Senate debates

Wednesday, 30 November 2022

Statements by Senators

Schools

1:46 pm

Photo of Penny Allman-PaynePenny Allman-Payne (Queensland, Australian Greens) Share this | | Hansard source

Federal and state governments are due to negotiate a new funding agreement for our schools, and it's a critical time in those negotiations. It comes at a time when private schools are receiving more and more funding which they increasingly do not need, while the public sector is being run into the ground. Because of sweetheart deals struck by previous governments, both Labor and Liberal, private schools increasingly have the cash to outcompete the public sector, and that is the core of the problem. Governments have allowed our education system to crumble to the point that public schools are in danger of being a poorly funded social safety net, while private education becomes the default option.

It is no exaggeration to say that public education as we know it may cease to exist unless radical funding reallocations are made. Minister Clare knows this, and he has said that the educational divide between rich and poor, city and country, 'ricochets through generations'. But his words are not being met by action. The government continues the longstanding bipartisan policy of privatisation. As Gonski panel member Ken Boston says, the Gonski reforms have been 'politicised, bastardised and cherrypicked'.
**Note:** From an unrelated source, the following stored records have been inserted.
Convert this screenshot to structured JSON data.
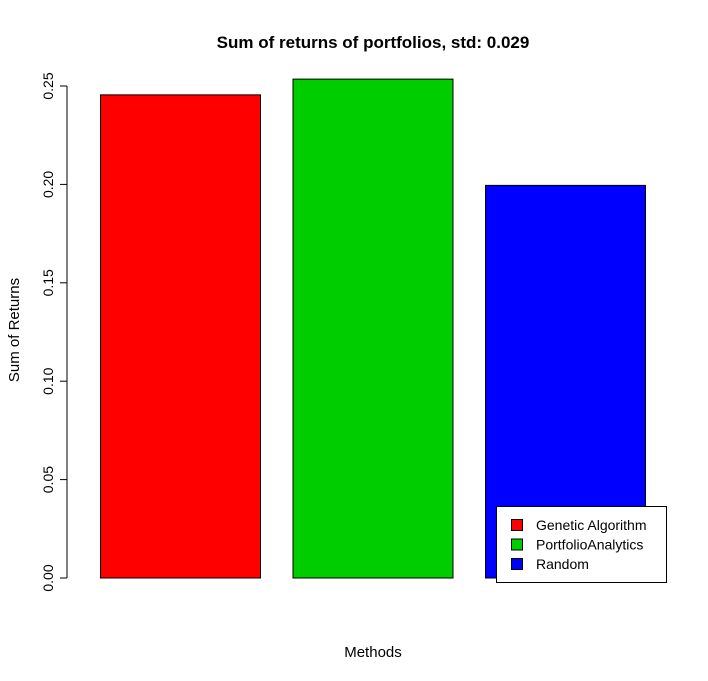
{
  "chart_data": {
    "type": "bar",
    "title": "Sum of returns of portfolios, std: 0.029",
    "xlabel": "Methods",
    "ylabel": "Sum of Returns",
    "categories": [
      "Genetic Algorithm",
      "PortfolioAnalytics",
      "Random"
    ],
    "values": [
      0.2455,
      0.2535,
      0.1995
    ],
    "colors": [
      "#ff0000",
      "#00cd00",
      "#0000ff"
    ],
    "ylim": [
      0,
      0.25
    ],
    "yticks": [
      "0.00",
      "0.05",
      "0.10",
      "0.15",
      "0.20",
      "0.25"
    ],
    "grid": false,
    "legend": {
      "position": "bottom-right",
      "entries": [
        "Genetic Algorithm",
        "PortfolioAnalytics",
        "Random"
      ]
    }
  }
}
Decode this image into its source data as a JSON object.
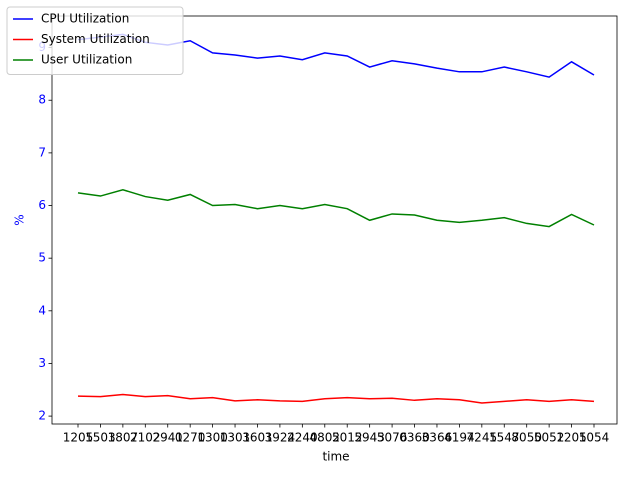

No other country in the developed world pumps as much money into private schooling as Australia does. We are an outlier. With every stitched-up budget, with every hamstrung bilateral agreement, with every extra cent for private schools, our kids' futures get darker and the inequality gap gets wider. This is the last chance for public schooling in Australia. If we don't start pumping money into the public sector and taking it away from the overfunded private sector, we are giving up on equity in Australian education.